The report, which took a year to compile, interviewed 200 witnesses and found that, while there were some reports of armed weapons, there was a significant amount of intentional killing by security forces. In numerous instances of violence following Morsi’s ouster, between 3 July and 16 August 2013, HRW says it documented security forces actions leading to the deaths of at least 1,185 people.
Commenting on Friday’s report, Abu Zeid said that HRW’s calls for a UN investigation are “absurd”, as the organisation gives “no heed” to those who die by “the brutality of terrorism in Egypt every day”. He added that HRW “insists on neglecting the terrorist nature of the group it defends”, an apparent reference to the once governing, now-outlawed Muslim Brotherhood movement.
In Friday’s report, Joe Stork, deputy Middle East director at HRW, said: “Washington and Europe have gone back to business with a government that celebrates rather than investigates what may have been the worst single-day killing of protesters in modern history.”
Stork states that the UN Human Rights Council is yet to address human rights in Egypt and “is one of the few remaining routes to accountability for this brutal massacre”.
“The reason behind attempts to wrongly portray the state of affairs in Egypt at this particular time is known to all,” Abu Zeid said.
Despit, Abu Zeid’s statement that the government and people of Egypt “have never and will never concern themselves with such politicised reports and fabricated claims”, the Ministry of Foreign Affairs regularly issues strongly worded responses to international reports on the country. It has recently launched an English-language Facebook page, which appears intended to tackle Egypt’s international coverage, which is frequently more critical than the supportive and muzzled local press.
In June, an Amnesty International report argued that Egypt had “reverted fully to being a police state”, as authorities target the country’s youth via mass arrests. The ministry again expressed its “rejection of the full report”, said it was full of “lies” and uses “unknown and undocumented sources” to make conclusions about Egypt’s affairs, while ignoring official numbers from the government.
On Friday, the ministry also took aim at a CNN report about the political and security situation in Egypt, describing it as “unprofessional” and “lacking objectivity”.

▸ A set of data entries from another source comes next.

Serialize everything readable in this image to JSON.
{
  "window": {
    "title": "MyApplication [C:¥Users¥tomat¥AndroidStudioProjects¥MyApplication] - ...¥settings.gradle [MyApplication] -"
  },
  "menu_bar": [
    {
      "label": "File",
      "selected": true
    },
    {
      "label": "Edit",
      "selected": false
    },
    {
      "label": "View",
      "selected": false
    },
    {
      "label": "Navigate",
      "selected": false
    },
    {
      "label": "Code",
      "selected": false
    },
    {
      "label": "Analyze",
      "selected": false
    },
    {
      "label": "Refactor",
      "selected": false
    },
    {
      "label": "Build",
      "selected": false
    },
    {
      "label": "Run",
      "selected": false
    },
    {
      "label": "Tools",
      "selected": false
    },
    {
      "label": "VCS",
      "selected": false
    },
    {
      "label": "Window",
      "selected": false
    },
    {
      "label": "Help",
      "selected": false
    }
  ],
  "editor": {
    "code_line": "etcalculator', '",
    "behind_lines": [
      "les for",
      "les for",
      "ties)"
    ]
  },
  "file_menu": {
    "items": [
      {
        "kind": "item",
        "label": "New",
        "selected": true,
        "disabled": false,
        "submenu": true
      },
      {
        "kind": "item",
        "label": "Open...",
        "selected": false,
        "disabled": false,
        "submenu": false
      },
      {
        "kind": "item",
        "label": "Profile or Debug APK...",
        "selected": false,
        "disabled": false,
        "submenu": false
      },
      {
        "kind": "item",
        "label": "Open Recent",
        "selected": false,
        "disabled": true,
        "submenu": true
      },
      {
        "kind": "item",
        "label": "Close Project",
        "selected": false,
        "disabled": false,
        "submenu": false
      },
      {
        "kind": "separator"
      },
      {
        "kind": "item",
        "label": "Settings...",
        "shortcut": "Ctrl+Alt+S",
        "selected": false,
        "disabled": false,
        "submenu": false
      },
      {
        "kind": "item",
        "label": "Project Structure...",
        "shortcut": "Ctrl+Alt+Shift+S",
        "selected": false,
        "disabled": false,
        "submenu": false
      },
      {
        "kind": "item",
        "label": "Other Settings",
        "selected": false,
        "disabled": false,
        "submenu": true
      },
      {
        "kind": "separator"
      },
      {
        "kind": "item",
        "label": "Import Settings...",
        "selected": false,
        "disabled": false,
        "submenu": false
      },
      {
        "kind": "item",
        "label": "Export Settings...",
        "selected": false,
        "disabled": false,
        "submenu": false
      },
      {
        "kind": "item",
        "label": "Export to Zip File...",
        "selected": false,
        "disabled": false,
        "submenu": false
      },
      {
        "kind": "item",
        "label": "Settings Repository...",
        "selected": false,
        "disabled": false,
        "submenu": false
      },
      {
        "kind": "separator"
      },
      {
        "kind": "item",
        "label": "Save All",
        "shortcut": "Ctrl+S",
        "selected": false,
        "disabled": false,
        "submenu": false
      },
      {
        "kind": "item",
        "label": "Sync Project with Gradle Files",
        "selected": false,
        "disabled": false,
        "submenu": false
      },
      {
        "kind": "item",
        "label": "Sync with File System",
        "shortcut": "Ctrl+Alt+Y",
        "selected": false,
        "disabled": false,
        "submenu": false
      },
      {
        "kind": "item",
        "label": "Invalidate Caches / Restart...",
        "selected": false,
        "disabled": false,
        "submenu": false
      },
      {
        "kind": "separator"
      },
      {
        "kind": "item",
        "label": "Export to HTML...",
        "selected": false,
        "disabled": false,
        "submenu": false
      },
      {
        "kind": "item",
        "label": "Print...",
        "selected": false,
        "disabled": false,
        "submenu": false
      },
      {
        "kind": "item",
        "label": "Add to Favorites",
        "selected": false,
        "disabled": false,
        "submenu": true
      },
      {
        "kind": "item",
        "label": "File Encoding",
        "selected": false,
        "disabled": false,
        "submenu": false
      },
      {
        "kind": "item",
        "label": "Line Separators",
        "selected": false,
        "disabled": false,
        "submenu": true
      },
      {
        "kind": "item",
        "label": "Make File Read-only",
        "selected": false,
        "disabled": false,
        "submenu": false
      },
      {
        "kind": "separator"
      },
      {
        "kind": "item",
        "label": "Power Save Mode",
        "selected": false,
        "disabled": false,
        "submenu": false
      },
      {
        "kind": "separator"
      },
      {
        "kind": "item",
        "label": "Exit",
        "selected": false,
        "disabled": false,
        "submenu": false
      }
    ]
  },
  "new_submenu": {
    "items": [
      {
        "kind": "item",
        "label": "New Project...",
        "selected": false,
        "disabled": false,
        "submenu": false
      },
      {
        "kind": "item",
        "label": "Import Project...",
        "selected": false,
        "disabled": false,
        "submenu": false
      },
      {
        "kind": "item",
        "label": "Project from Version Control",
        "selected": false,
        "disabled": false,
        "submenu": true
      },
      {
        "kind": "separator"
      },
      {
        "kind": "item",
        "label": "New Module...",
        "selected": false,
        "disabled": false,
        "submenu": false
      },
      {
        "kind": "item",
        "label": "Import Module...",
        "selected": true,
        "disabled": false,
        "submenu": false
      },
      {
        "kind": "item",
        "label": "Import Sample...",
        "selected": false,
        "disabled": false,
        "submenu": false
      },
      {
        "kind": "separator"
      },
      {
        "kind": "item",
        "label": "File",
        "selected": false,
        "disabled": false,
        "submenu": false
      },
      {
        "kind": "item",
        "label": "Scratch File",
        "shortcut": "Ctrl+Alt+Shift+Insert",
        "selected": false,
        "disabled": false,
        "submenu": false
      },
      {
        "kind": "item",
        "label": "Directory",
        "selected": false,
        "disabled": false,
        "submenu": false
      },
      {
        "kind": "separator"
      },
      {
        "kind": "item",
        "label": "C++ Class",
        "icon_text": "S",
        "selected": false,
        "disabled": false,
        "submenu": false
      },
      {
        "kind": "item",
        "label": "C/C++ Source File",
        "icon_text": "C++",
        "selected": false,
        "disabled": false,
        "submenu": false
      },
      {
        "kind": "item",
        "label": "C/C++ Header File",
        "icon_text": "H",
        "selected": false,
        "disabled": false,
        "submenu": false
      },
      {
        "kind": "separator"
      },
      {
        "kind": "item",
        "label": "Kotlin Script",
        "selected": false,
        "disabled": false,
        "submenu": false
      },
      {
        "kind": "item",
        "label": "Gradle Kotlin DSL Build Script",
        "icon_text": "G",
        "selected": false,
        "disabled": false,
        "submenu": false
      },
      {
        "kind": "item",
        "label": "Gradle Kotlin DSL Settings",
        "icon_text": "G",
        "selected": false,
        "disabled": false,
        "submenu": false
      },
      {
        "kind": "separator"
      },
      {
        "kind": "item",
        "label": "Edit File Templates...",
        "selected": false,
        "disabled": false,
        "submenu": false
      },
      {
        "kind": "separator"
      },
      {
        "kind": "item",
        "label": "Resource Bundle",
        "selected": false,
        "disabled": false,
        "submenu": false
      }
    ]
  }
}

The report, published after the apparent beheading of a Croatian citizen by Egyptian militants, noted that Egypt was facing severe militant and economic difficulties and is struggling to tackle the Islamic State-affiliated ‘State of Sinai’ group that appears to be growing in strength in the north of the peninsula. The report also suggests that Egypt’s regional power in the Middle East has declined.
“This report lacks the minimal degrees of objectivity and neutrality where it including misinformation,” said Abu Zeid in a statement. “The areas witnessing terrorist attacks in Sinai represent only 5% of the total Sinai Peninsula, which is totally secure.”
“It is truly disappointing that CNN has chosen, this time, to take aim at the victim rather than the perpetrators,” said Abu-Zeid.